自動修正機能がまだベースラインではないことをハイライト表示し、コメントでその警告を抑制する HTML ESLint
autocorrect 機能がまだベースラインではないことを示す HTML ESLint と、コメントでその警告を抑制する

この情報を VS Code で簡単に確認できるため、生産性が大幅に向上します。しかし、機能が Baseline かどうかを確認するために、機能にカーソルを合わせる必要がない場合はどうでしょうか。これは、別の関連ツールであるリンターによって実現されています。
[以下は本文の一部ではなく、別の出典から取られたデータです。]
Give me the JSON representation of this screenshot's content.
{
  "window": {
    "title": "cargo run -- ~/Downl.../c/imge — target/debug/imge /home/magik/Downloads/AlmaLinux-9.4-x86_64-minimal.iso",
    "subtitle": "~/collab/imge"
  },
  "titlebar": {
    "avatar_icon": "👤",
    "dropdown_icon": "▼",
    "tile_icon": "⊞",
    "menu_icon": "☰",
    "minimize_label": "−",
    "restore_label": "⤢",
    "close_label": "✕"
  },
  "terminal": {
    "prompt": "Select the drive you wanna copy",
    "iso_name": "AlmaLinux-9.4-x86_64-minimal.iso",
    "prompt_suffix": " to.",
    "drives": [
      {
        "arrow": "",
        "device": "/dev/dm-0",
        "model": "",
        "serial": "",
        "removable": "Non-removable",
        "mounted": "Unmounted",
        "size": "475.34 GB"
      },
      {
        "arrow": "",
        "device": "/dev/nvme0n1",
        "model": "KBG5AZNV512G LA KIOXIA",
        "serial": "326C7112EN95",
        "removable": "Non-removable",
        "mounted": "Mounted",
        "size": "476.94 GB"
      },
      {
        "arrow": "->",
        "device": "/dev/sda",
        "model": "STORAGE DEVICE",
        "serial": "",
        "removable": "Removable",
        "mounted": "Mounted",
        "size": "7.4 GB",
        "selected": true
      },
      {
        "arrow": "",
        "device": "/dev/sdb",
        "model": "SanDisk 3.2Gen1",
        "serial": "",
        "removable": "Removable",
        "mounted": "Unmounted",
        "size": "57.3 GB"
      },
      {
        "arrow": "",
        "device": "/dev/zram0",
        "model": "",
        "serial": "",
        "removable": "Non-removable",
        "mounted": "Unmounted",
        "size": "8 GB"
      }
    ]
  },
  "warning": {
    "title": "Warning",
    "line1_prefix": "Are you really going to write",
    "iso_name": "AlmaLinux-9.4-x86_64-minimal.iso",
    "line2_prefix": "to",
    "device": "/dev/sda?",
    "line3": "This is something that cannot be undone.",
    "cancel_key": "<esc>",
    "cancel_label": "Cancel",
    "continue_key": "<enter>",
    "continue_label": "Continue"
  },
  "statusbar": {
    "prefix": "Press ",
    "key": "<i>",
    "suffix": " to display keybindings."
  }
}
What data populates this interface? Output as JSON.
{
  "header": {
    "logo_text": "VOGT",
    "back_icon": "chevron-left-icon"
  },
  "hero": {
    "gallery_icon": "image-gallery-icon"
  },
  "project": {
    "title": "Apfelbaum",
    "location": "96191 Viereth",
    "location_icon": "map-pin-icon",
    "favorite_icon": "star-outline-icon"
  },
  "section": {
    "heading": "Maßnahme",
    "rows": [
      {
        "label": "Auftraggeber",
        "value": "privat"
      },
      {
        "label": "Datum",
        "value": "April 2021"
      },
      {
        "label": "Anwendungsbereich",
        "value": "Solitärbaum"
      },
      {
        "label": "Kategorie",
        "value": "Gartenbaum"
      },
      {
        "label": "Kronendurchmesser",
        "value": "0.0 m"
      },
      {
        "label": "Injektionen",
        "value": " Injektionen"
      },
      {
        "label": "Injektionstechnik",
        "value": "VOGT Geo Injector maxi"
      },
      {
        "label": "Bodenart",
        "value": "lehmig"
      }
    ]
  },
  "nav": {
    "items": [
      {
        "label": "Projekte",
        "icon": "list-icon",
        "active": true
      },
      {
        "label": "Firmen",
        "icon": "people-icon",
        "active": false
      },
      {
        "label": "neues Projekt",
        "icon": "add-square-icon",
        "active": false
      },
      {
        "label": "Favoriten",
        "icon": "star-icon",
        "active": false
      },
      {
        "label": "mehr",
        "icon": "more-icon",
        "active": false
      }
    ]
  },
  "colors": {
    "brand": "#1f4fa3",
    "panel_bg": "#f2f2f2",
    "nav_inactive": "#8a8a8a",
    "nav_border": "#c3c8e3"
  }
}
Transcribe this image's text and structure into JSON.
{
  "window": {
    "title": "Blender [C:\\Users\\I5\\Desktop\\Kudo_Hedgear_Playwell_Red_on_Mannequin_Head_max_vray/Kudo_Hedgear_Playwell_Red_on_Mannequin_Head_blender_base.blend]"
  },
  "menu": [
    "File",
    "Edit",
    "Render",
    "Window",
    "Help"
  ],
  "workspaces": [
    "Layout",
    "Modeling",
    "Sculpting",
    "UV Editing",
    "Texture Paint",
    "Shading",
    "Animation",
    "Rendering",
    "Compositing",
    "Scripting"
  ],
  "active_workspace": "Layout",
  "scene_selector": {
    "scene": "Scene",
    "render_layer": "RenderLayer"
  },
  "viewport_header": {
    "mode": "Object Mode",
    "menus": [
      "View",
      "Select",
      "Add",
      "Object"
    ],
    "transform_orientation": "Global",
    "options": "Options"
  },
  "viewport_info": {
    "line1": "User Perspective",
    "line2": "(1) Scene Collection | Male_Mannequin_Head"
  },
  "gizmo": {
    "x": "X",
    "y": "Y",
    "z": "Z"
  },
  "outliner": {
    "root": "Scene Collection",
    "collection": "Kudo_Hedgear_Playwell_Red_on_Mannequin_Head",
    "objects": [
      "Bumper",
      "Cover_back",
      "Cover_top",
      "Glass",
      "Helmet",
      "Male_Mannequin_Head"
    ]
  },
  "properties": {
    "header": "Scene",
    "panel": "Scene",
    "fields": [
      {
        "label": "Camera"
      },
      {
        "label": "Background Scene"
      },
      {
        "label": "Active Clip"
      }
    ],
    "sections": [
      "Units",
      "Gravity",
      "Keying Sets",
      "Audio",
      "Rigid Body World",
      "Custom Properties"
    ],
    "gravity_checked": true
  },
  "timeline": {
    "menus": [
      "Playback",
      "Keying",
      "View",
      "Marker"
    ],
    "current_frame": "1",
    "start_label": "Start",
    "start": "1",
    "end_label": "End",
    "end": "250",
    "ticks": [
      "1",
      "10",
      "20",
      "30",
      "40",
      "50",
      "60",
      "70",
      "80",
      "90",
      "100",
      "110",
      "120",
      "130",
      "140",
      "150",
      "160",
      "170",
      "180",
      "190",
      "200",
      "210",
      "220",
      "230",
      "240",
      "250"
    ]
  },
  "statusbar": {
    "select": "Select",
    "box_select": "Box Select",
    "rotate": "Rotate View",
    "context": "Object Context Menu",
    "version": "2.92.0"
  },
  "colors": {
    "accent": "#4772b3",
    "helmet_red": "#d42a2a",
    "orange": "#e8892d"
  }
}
たとえば、VS Code の ESLint 拡張機能を使用すると、HTML ファイルと CSS ファイルをリントし、まだ Baseline になっていない機能に波線の下線を追加できます。これは、HTML ESLint プラグインと ESLint for CSS プラグインから最近追加された use-baseline ルールによって実現されています。Stylelint にも同様のルールがあります。もちろん、これはリンターの多くのメリットの 1 つにすぎませんが、新しいベースライン対応のホバーカードを補完するうえで、リンターがどれほど優れているかを示しています。
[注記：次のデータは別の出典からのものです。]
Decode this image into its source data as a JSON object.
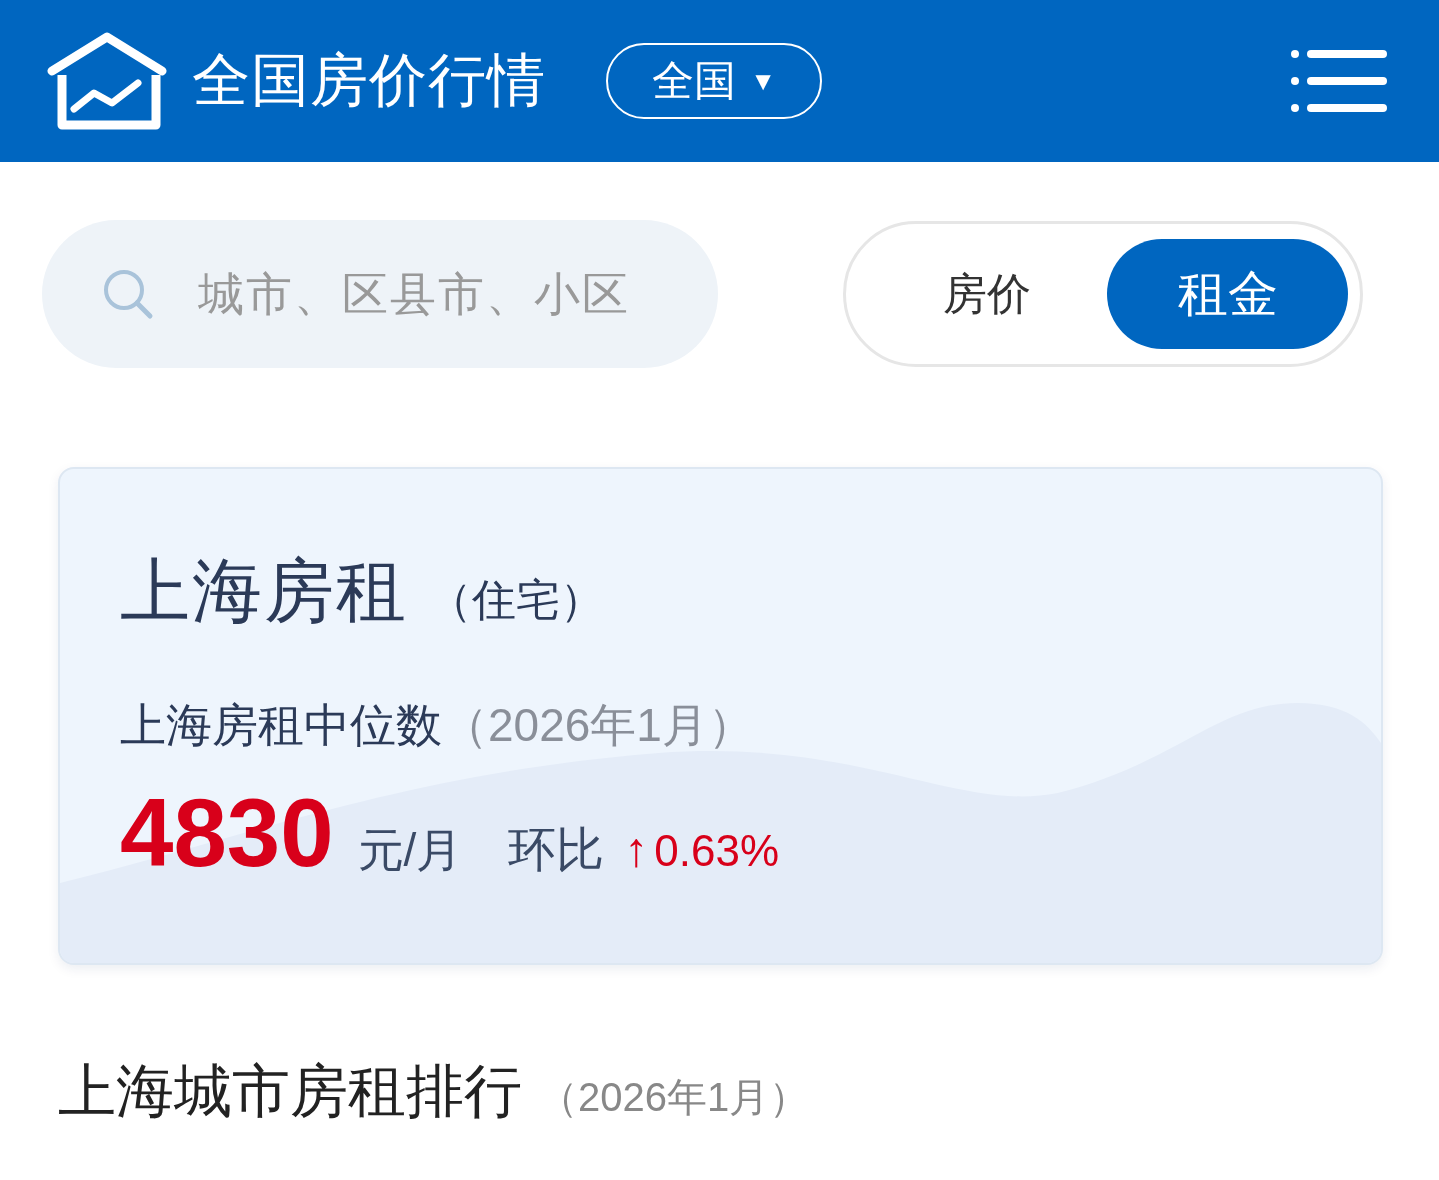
{
  "header": {
    "title": "全国房价行情",
    "region_button": {
      "label": "全国",
      "caret": "▼"
    }
  },
  "search": {
    "placeholder": "城市、区县市、小区"
  },
  "mode_tabs": [
    {
      "label": "房价",
      "selected": false
    },
    {
      "label": "租金",
      "selected": true
    }
  ],
  "summary_card": {
    "title": "上海房租",
    "title_note": "（住宅）",
    "subtitle": "上海房租中位数",
    "subtitle_period": "（2026年1月）",
    "value": "4830",
    "unit": "元/月",
    "change_label": "环比",
    "change_arrow": "↑",
    "change_value": "0.63%"
  },
  "ranking": {
    "title": "上海城市房租排行",
    "period": "（2026年1月）"
  }
}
VS Code をご利用の場合は、新しいホバーカードをぜひお試しください。VS Code を使用していない方にも、朗報があります。多くの IDE は、Code - OSS(VS Code のオープンソース バージョン)からフォークされたものか、HTML と CSS のホバーカードを駆動する同じ言語サーバーに依存しています。これらのダウンストリーム IDE が最新バージョンにアップグレードされるまでに数週間から数か月かかることがありますが、アップグレードされると、新しい Baseline UI が自動的に継承されます。

  • VSCodium
  • Firebase Studio
  • Cursor
  • Windsurf
  • Zed
  • Eclipse Theia
  • Trae
  • GitHub Codespaces
  • GitLab ワークスペース
  • Replit
  • StackBlitz(Bolt)

JetBrains は、WebStorm を皮切りに、すべての IntelliJ ベースの IDE と Baseline の統合にも取り組んでいます。これについては、別のブログ投稿で詳しく説明しますので、ご期待ください。
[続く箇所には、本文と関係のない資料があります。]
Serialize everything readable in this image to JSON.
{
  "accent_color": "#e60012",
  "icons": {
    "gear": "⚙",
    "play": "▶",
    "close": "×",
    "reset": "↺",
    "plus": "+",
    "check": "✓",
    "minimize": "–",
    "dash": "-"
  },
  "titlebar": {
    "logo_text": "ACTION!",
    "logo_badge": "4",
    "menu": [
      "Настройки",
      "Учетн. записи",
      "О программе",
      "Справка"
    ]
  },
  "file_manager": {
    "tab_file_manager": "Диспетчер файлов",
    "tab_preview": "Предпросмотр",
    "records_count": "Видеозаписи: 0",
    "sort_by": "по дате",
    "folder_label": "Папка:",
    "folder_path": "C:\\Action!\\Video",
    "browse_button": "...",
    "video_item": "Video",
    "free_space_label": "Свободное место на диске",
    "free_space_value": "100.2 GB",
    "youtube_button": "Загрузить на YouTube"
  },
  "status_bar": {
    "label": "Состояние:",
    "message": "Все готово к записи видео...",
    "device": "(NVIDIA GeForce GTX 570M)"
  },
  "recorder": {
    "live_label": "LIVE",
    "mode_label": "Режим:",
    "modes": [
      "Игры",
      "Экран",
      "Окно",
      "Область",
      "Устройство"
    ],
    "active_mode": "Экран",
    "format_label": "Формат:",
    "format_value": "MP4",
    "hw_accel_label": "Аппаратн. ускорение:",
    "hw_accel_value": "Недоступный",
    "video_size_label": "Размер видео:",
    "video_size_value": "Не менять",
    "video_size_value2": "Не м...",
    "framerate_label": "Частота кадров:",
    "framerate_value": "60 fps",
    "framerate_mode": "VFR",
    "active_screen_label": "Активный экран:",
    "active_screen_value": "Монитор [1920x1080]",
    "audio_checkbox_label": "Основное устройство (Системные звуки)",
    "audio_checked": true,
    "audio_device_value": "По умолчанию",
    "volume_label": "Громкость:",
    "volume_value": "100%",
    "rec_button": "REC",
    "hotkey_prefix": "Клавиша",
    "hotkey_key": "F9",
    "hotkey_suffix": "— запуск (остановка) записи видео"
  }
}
Baseline をサポートするデベロッパー ツールとリソースが増えており、特に VS Code が主導する新しい IDE 統合は非常に楽しみです。IDE で多くの時間を費やしているため、このベースライン データをすぐに利用できることで、開発ワークフローの透明性とツール間の整合性がさらに高まります。Baseline やその他のツール統合について詳しくは、Baseline ガイドでその他のリソースをご覧ください。